Verdachte heeft samen met zijn zoon het slachtoffer [slachtoffer] toegetakeld. Hij kreeg klappen. Terwijl de zoon van verdachte het slachtoffer bleef slaan, heeft verdachte een pvc-buis opgehaald. Met die buis heeft hij het slachtoffer meerdere keren tegen het lichaam geslagen. Verdachte en zijn zoon hebben het slachtoffer dusdanig mishandeld, dat hij hierdoor het bewustzijn verloor. Op deze wijze hebben verdachte en zijn zoon de lichamelijke integriteit van het slachtoffer geschonden en hebben zij zijn gezondheid in gevaar gebracht.

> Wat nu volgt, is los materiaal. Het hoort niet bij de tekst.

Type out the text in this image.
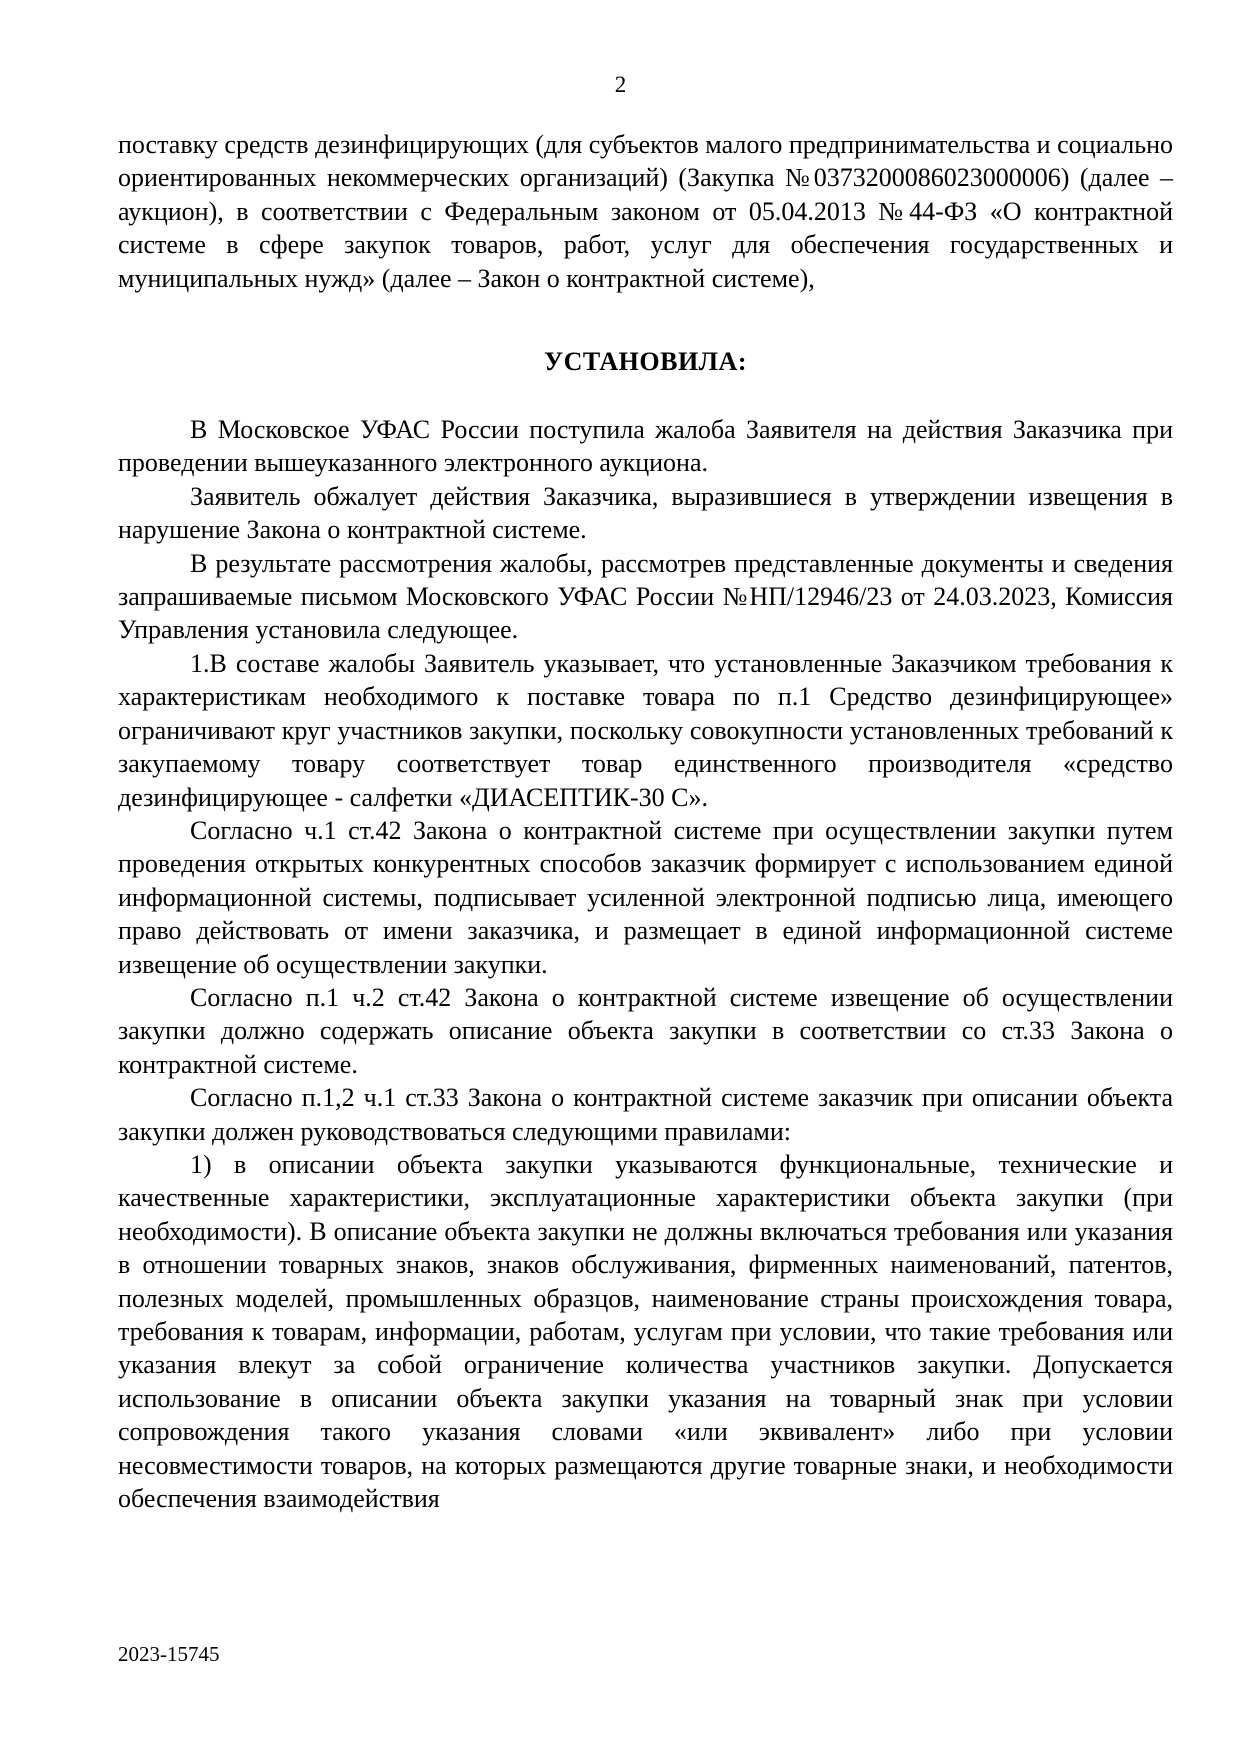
2

поставку средств дезинфицирующих (для субъектов малого предпринимательства и социально ориентированных некоммерческих организаций) (Закупка №0373200086023000006) (далее – аукцион), в соответствии с Федеральным законом от 05.04.2013 №44-ФЗ «О контрактной системе в сфере закупок товаров, работ, услуг для обеспечения государственных и муниципальных нужд» (далее – Закон о контрактной системе),

УСТАНОВИЛА:

В Московское УФАС России поступила жалоба Заявителя на действия Заказчика при проведении вышеуказанного электронного аукциона.

Заявитель обжалует действия Заказчика, выразившиеся в утверждении извещения в нарушение Закона о контрактной системе.

В результате рассмотрения жалобы, рассмотрев представленные документы и сведения запрашиваемые письмом Московского УФАС России №НП/12946/23 от 24.03.2023, Комиссия Управления установила следующее.

1.В составе жалобы Заявитель указывает, что установленные Заказчиком требования к характеристикам необходимого к поставке товара по п.1 Средство дезинфицирующее» ограничивают круг участников закупки, поскольку совокупности установленных требований к закупаемому товару соответствует товар единственного производителя «средство дезинфицирующее - салфетки «ДИАСЕПТИК-30 С».

Согласно ч.1 ст.42 Закона о контрактной системе при осуществлении закупки путем проведения открытых конкурентных способов заказчик формирует с использованием единой информационной системы, подписывает усиленной электронной подписью лица, имеющего право действовать от имени заказчика, и размещает в единой информационной системе извещение об осуществлении закупки.

Согласно п.1 ч.2 ст.42 Закона о контрактной системе извещение об осуществлении закупки должно содержать описание объекта закупки в соответствии со ст.33 Закона о контрактной системе.

Согласно п.1,2 ч.1 ст.33 Закона о контрактной системе заказчик при описании объекта закупки должен руководствоваться следующими правилами:

1) в описании объекта закупки указываются функциональные, технические и качественные характеристики, эксплуатационные характеристики объекта закупки (при необходимости). В описание объекта закупки не должны включаться требования или указания в отношении товарных знаков, знаков обслуживания, фирменных наименований, патентов, полезных моделей, промышленных образцов, наименование страны происхождения товара, требования к товарам, информации, работам, услугам при условии, что такие требования или указания влекут за собой ограничение количества участников закупки. Допускается использование в описании объекта закупки указания на товарный знак при условии сопровождения такого указания словами «или эквивалент» либо при условии несовместимости товаров, на которых размещаются другие товарные знаки, и необходимости обеспечения взаимодействия

2023-15745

Hoewel het hof met de advocaat-generaal van oordeel is dat dit een ernstig feit betreft, zal het hof, anders dan gevorderd, aan verdachte geen vrijheidstraf opleggen, ook niet in voorwaardelijke zin.
Gelet op het feit dat verdachte het conflict niet heeft geïnitieerd en gelet op het feit dat uit het uittreksel uit het Justitieel Documentatieregister d.d. 23 mei 2006 niet blijkt van recente veroordelingen, is een dergelijke vrijheidsstraf geen passende sanctie.
De feiten rechtvaardigen echter wel een onvoorwaardelijke werkstraf. Nu het hof, anders dan de rechtbank, tot bewezenverklaring van het primair ten laste gelegde komt, zal het hof aan verdachte een werkstraf opleggen van dezelfde duur als door de advocaat-generaal gevorderd."
3.3. Blijkens de strafmotivering is het Hof bij de strafoplegging ervan uitgegaan dat het primair tenlastegelegde is bewezenverklaard, terwijl in het verkorte arrest de bewezenverklaring en de kwalificatie zijn gegrond op hetgeen subsidiair is tenlastegelegd. De motivering van de strafoplegging is dus onbegrijpelijk. Het middel klaagt daarover terecht.
4. Slotsom
Nu de Hoge Raad geen grond aanwezig oordeelt waarop de bestreden uitspraak ambtshalve zou behoren te worden vernietigd, brengt het vorenoverwogene mee dat als volgt moet worden beslist
5. Beslissing
De Hoge Raad:
vernietigt de bestreden uitspraak, doch uitsluitend wat betreft de strafoplegging;
wijst de zaak terug naar het Gerechtshof te Leeuwarden opdat de zaak in zoverre op het bestaande hoger beroep opnieuw wordt berecht en afgedaan;
verwerpt het beroep voor het overige.
Dit arrest is gewezen door de vice-president F.H. Koster als voorzitter, en de raadsheren J.P. Balkema en A.J.A. van Dorst, in bijzijn van de waarnemend griffier J.D.M. Hart, en uitgesproken op 25 maart 2008.